Something about this feels more intimate and vulnerable than what we were doing just moments ago. It has taken me decades, centuries, to come to terms with what I have done with my body in order to survive. I have come so far from seeing myself as something to be played with or enjoyed. My only worth in his world was to give pleasure.

Moments like these, where she offers me this affection without wanting anything in return, make me believe I am something more. I can feel her heartbeat so close that it almost feels like my own is awake again, beating in time with hers. That feeling alone is worth more to me than all of Baldur's Gate and all of The Sword Coast.

I reach around and run my fingers through her sex mussed hair, smoothing it and doing my best to tame its wild nature. Each time I lightly rake my nails across her scalp, she lets out a hum of contentment, settling her cheek against my shoulder.

I want to hold her tightly and fuse her to my side in such a way that she can never leave me. It feels so right; the invisible force that guided us together is now settling between us. Her presence settles me like a quiet walk in the forest or bathing under starlight. And her blood. I inhale her scent deeply. It smells familiar, like the cool, fragrant scent of the night.

My little thief spent most of her life in the shadows, hidden under the moonlight, just as I once had. We are so alike in many ways, but still so very different.

I was a fool to think that she was weak and that she couldn't handle my desires. In those final moments of her release, she was a force to be reckoned with, shaking and biting with such force that I quickly followed over the edge, sinking deeper into that pleasure and fully abandoning every thought and sensation that wasn't about her. Being so deep and connected to her, I swear for a moment I thought I felt my own heart beat.

Does she notice the stillness in my chest? What does it feel like for her? Does it bother her that I'm not warm like a mortal and that I do not need the same things she does to survive?

I open my mouth to speak.

"Why do you breathe if you don't need the air?" Amara asks. Her fingertips reach up and begin tracing small winding patterns over my chest.

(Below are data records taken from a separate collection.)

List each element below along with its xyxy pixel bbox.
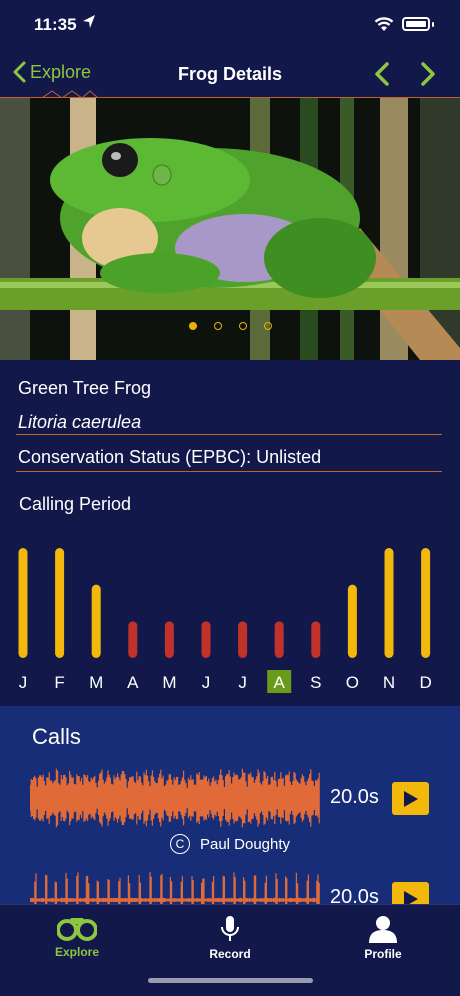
carousel-dot[interactable] bbox=[238, 322, 247, 330]
nav-bar: Explore Frog Details bbox=[0, 52, 460, 99]
next-frog-button[interactable] bbox=[418, 60, 438, 88]
calling-bar-0 bbox=[18, 548, 28, 658]
calling-bar-4 bbox=[164, 621, 174, 658]
status-time: 11:35 bbox=[34, 15, 77, 34]
calling-bar-2 bbox=[91, 584, 101, 658]
call-credit: C Paul Doughty bbox=[0, 834, 460, 854]
calling-bar-7 bbox=[274, 621, 284, 658]
scientific-name: Litoria caerulea bbox=[18, 412, 142, 432]
calling-period-title: Calling Period bbox=[19, 494, 132, 514]
month-label-1: F bbox=[54, 673, 64, 692]
carousel-dot[interactable] bbox=[188, 322, 197, 330]
month-label-11: D bbox=[419, 673, 431, 692]
copyright-icon: C bbox=[169, 834, 190, 854]
month-label-2: M bbox=[89, 673, 103, 692]
month-label-4: M bbox=[162, 673, 176, 692]
battery-icon bbox=[402, 17, 430, 31]
carousel-dot[interactable] bbox=[213, 322, 222, 330]
month-label-0: J bbox=[19, 673, 28, 692]
play-call-button[interactable] bbox=[392, 882, 429, 904]
month-label-8: S bbox=[310, 673, 321, 692]
month-label-9: O bbox=[346, 673, 359, 692]
credit-name: Paul Doughty bbox=[199, 835, 291, 853]
waveform-trace bbox=[30, 768, 320, 828]
previous-frog-button[interactable] bbox=[372, 60, 392, 88]
frog-photo bbox=[0, 98, 460, 360]
divider bbox=[16, 434, 442, 435]
tab-label: Explore bbox=[54, 945, 99, 959]
month-label-10: N bbox=[383, 673, 395, 692]
conservation-status: Conservation Status (EPBC): Unlisted bbox=[18, 447, 322, 467]
home-indicator bbox=[148, 978, 313, 983]
wifi-icon bbox=[374, 17, 394, 31]
microphone-icon bbox=[221, 916, 239, 941]
month-label-6: J bbox=[238, 673, 247, 692]
play-icon bbox=[403, 890, 418, 904]
month-label-3: A bbox=[127, 673, 139, 692]
call-duration: 20.0s bbox=[330, 786, 379, 808]
tab-record[interactable]: Record bbox=[180, 915, 280, 961]
call-duration: 20.0s bbox=[330, 886, 379, 904]
waveform-trace bbox=[30, 872, 320, 904]
calling-bar-11 bbox=[421, 548, 431, 658]
calling-bar-8 bbox=[311, 621, 321, 658]
month-label-5: J bbox=[202, 673, 211, 692]
calls-section: Calls 20.0s C Paul Doughty 20.0s bbox=[0, 706, 460, 904]
call-waveform[interactable] bbox=[30, 870, 320, 904]
play-icon bbox=[403, 790, 418, 807]
carousel-page-indicator[interactable] bbox=[0, 322, 460, 330]
carousel-dot[interactable] bbox=[263, 322, 272, 330]
calling-period-chart: JFMAMJJASOND bbox=[18, 548, 432, 693]
calling-bar-5 bbox=[201, 621, 211, 658]
person-icon bbox=[369, 916, 397, 943]
location-arrow-icon bbox=[83, 15, 95, 28]
calling-bar-6 bbox=[238, 621, 248, 658]
calling-bar-9 bbox=[347, 584, 357, 658]
calling-bar-10 bbox=[384, 548, 394, 658]
divider bbox=[16, 471, 442, 472]
binoculars-icon bbox=[57, 918, 97, 941]
tab-label: Record bbox=[209, 947, 251, 961]
battery-tip bbox=[432, 21, 434, 27]
tab-profile[interactable]: Profile bbox=[333, 915, 433, 961]
frog-photo-carousel[interactable] bbox=[0, 98, 460, 360]
status-bar: 11:35 bbox=[0, 0, 460, 52]
common-name: Green Tree Frog bbox=[18, 378, 152, 398]
calls-title: Calls bbox=[32, 724, 81, 749]
status-indicators bbox=[374, 16, 434, 32]
month-label-7: A bbox=[274, 673, 286, 692]
call-waveform[interactable] bbox=[30, 766, 320, 830]
play-call-button[interactable] bbox=[392, 782, 429, 815]
calling-bar-1 bbox=[55, 548, 65, 658]
tab-explore[interactable]: Explore bbox=[27, 915, 127, 959]
tab-label: Profile bbox=[364, 947, 402, 961]
calling-bar-3 bbox=[128, 621, 138, 658]
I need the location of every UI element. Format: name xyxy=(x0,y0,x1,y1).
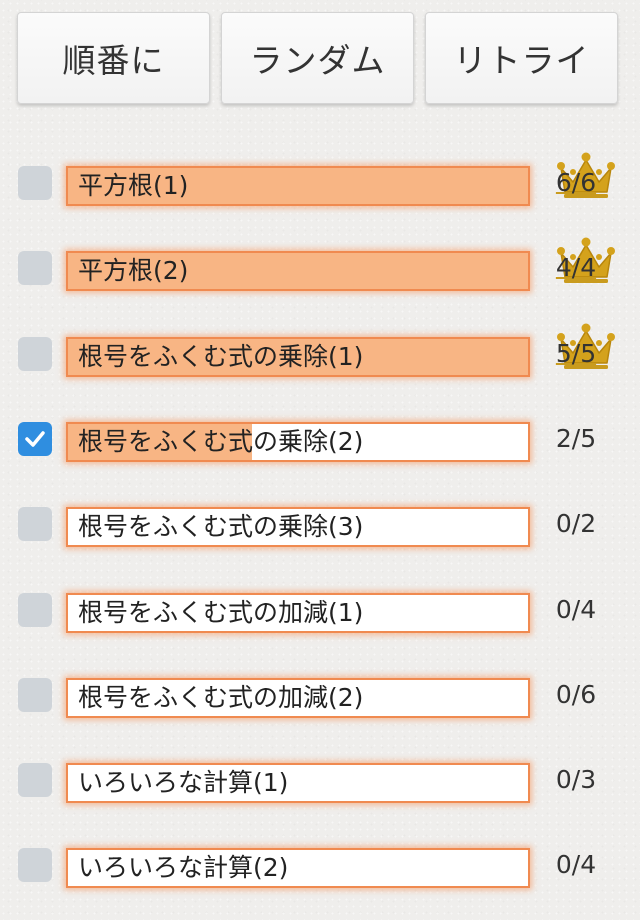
mode-toolbar: 順番に ランダム リトライ xyxy=(0,0,640,112)
retry-mode-button[interactable]: リトライ xyxy=(425,12,618,104)
checkmark-icon xyxy=(25,431,45,447)
lesson-row[interactable]: 平方根(1) 6/6 xyxy=(0,142,640,228)
lesson-title: 根号をふくむ式の乗除(1) xyxy=(78,342,364,371)
lesson-score: 0/4 xyxy=(555,595,597,624)
lesson-title: 根号をふくむ式の乗除(2) xyxy=(78,427,364,456)
lesson-title: 平方根(2) xyxy=(78,256,189,285)
lesson-score: 2/5 xyxy=(555,424,597,453)
lesson-score: 5/5 xyxy=(555,339,597,368)
sequential-mode-button[interactable]: 順番に xyxy=(17,12,210,104)
lesson-score: 0/6 xyxy=(555,680,597,709)
lesson-title: いろいろな計算(1) xyxy=(78,768,289,797)
lesson-progress-bar[interactable]: いろいろな計算(1) xyxy=(66,763,530,803)
lesson-title: 根号をふくむ式の乗除(3) xyxy=(78,512,364,541)
lesson-row[interactable]: 根号をふくむ式の加減(2) 0/6 xyxy=(0,654,640,740)
lesson-checkbox[interactable] xyxy=(18,422,52,456)
lesson-checkbox[interactable] xyxy=(18,251,52,285)
lesson-progress-bar[interactable]: 根号をふくむ式の乗除(3) xyxy=(66,507,530,547)
lesson-row[interactable]: 根号をふくむ式の加減(1) 0/4 xyxy=(0,569,640,655)
lesson-row[interactable]: 根号をふくむ式の乗除(2) 2/5 xyxy=(0,398,640,484)
lesson-row[interactable]: 根号をふくむ式の乗除(1) 5/5 xyxy=(0,313,640,399)
lesson-score: 0/4 xyxy=(555,850,597,879)
lesson-checkbox[interactable] xyxy=(18,848,52,882)
lesson-checkbox[interactable] xyxy=(18,166,52,200)
lesson-row[interactable]: いろいろな計算(1) 0/3 xyxy=(0,739,640,825)
lesson-progress-bar[interactable]: いろいろな計算(2) xyxy=(66,848,530,888)
lesson-checkbox[interactable] xyxy=(18,337,52,371)
lesson-checkbox[interactable] xyxy=(18,507,52,541)
lesson-score: 6/6 xyxy=(555,168,597,197)
lesson-progress-bar[interactable]: 根号をふくむ式の加減(2) xyxy=(66,678,530,718)
lesson-score: 0/3 xyxy=(555,765,597,794)
lesson-title: いろいろな計算(2) xyxy=(78,853,289,882)
lesson-progress-bar[interactable]: 平方根(2) xyxy=(66,251,530,291)
lesson-checkbox[interactable] xyxy=(18,678,52,712)
lesson-progress-bar[interactable]: 根号をふくむ式の乗除(2) xyxy=(66,422,530,462)
lesson-title: 根号をふくむ式の加減(1) xyxy=(78,598,364,627)
random-mode-button[interactable]: ランダム xyxy=(221,12,414,104)
lesson-progress-bar[interactable]: 平方根(1) xyxy=(66,166,530,206)
lesson-title: 根号をふくむ式の加減(2) xyxy=(78,683,364,712)
lesson-progress-bar[interactable]: 根号をふくむ式の乗除(1) xyxy=(66,337,530,377)
lesson-title: 平方根(1) xyxy=(78,171,189,200)
lesson-row[interactable]: 平方根(2) 4/4 xyxy=(0,227,640,313)
lesson-checkbox[interactable] xyxy=(18,763,52,797)
lesson-progress-bar[interactable]: 根号をふくむ式の加減(1) xyxy=(66,593,530,633)
lesson-row[interactable]: 根号をふくむ式の乗除(3) 0/2 xyxy=(0,483,640,569)
lesson-score: 0/2 xyxy=(555,509,597,538)
lesson-score: 4/4 xyxy=(555,253,597,282)
lesson-row[interactable]: いろいろな計算(2) 0/4 xyxy=(0,824,640,910)
lesson-checkbox[interactable] xyxy=(18,593,52,627)
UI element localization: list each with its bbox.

I laugh, the movement jarring enough that she looks up at me under a creased brow.

"What?" She asks.

"Sometimes it feels like you can read my mind." I run my hand over her shoulder, pulling her back down against me. "Wouldn't that be awful?"

Amara is silent for a moment, then she rubs her cheek against my chest again, and I nearly close my eyes at the gesture.

"I don't know." She says softly, her fingers resuming the small patterns, sweeping a little lower down towards my abdomen. "Sometimes I would like to know what you're thinking."

All you need to do is ask, my love. I think, but I do not wish to speak those words aloud yet. I feel raw. One of the walls around my heart crumbled, leaving me feeling like I might fall at any moment, even though I know she would catch me.

Who am I kidding? I fell the moment I saw her at the top of the stairs. No, I cannot pinpoint the exact moment as much as I can count each star in the sky. It was the culmination of her anger, her passion, and all those smiles she gave me freely without asking for anything in return. The way she challenges me in ways I haven't felt in centuries. In a way, only gods dare.

"I'm not sure you could handle that, my dear." I purr, my hand drifting higher over her shoulder and across her neck. I can feel her pulse fluttering under my fingertips. "One dirty thought, and I fear your knees would buckle."